The mock lookup_order response keeps the tool-call path deterministic, so the only things moving between runs are the model's token usage and its latency, which is exactly what you want a budget gate to measure. Run it in CI with kindlm test --reporter junit --runs 5. The JUnit XML lands on the PR, and the exit code does the gating.

The honest limitation: cost only works for three providers

Be straight about what the cost gate can and cannot do. KindLM estimates cost from per-model pricing tables, and today those tables only cover OpenAI, Anthropic, and Gemini. For Mistral, Cohere, raw HTTP, or MCP-backed models, there is no price table, so cost comes back null and any cost.maxUsd assertion fails with COST_UNKNOWN rather than silently passing.

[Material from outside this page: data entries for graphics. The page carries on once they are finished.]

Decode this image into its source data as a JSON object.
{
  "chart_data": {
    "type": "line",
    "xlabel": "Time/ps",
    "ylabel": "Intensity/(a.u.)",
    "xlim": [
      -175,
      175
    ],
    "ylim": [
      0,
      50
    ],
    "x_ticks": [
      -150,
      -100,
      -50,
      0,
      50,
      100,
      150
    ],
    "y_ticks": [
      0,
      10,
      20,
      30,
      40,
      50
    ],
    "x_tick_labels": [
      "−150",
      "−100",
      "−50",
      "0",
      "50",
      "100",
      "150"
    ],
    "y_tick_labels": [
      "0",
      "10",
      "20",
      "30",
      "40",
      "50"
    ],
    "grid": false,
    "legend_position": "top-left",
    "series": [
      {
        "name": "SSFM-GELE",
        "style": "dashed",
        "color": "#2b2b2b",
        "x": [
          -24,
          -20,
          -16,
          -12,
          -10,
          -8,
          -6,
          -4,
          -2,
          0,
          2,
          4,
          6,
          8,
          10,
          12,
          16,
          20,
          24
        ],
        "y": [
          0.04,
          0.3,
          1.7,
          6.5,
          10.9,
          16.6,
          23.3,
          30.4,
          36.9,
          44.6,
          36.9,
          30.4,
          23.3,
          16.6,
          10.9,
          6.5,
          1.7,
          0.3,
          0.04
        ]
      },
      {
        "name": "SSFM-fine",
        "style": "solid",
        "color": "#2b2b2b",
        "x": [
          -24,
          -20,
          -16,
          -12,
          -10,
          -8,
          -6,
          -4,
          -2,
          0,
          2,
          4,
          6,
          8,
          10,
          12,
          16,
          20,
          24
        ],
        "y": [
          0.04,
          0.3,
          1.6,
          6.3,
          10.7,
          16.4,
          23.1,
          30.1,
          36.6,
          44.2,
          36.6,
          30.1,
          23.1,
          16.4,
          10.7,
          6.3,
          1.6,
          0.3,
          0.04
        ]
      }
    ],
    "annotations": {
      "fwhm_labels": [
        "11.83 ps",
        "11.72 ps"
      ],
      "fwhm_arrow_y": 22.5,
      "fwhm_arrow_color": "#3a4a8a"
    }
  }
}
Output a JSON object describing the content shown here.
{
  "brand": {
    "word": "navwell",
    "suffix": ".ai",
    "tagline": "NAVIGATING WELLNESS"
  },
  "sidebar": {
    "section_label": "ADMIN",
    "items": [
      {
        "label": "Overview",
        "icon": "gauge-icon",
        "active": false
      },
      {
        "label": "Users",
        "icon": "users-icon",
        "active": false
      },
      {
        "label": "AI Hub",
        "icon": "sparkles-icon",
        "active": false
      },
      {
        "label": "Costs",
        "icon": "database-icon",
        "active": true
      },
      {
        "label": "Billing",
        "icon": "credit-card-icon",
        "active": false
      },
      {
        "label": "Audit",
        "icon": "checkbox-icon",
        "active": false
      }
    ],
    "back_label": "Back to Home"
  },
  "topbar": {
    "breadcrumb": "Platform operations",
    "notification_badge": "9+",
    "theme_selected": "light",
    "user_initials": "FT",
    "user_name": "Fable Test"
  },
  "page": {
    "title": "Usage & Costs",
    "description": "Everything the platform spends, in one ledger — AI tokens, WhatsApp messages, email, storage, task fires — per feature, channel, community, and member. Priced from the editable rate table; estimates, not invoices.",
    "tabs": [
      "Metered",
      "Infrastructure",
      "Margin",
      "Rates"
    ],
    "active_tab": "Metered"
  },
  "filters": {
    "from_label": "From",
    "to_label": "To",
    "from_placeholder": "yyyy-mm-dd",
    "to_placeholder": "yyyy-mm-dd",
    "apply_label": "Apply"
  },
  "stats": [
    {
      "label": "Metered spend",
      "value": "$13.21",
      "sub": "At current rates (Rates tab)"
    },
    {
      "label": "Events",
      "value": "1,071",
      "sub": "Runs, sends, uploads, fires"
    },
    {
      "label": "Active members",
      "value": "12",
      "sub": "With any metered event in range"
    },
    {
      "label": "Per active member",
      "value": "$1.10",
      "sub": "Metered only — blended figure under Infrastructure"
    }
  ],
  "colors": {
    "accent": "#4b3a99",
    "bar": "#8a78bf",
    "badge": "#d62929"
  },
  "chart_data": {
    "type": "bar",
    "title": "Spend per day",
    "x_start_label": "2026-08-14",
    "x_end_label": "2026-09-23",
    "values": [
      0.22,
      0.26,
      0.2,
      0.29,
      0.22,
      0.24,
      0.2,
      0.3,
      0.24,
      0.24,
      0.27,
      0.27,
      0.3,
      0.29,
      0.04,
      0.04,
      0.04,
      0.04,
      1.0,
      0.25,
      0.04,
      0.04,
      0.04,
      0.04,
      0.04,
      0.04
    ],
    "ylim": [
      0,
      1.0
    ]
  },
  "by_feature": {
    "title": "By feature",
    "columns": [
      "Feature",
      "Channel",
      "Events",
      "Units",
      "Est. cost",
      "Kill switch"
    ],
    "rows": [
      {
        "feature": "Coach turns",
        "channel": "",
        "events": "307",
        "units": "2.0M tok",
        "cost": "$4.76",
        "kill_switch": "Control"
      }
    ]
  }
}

That is deliberate. A budget gate that quietly passes because it could not measure anything is worse than no gate, because it gives you false confidence. If you are on an unpriced provider, gate on latency, which works everywhere, and track tokens out of band until pricing lands. The same caveat applies to embedding-based drift: only OpenAI implements embeddings today, so semantic drift methods need an OpenAI model.

Latency, for what it is worth, has none of these gaps. Every provider returns wall-clock timing, so latency.maxMs and gates.latencyMaxMs are portable across all of them.

The takeaway

Cost and latency are not observability. They are behavior, and behavior is what you regression-test. A dashboard tells you the bill went up; it does not tell you which merge did it, and it does not block that merge. A gate does both. Decide what a single agent task is allowed to cost and how slow it is allowed to get, write those numbers into the gate, and let the PR fail when reality drifts past them. The point of a CI gate is that you find the 3x before your finance team does.

References

Jeffrey Dean and Luiz André Barroso. 2013. The Tail at Scale. Communications of the ACM, 56(2).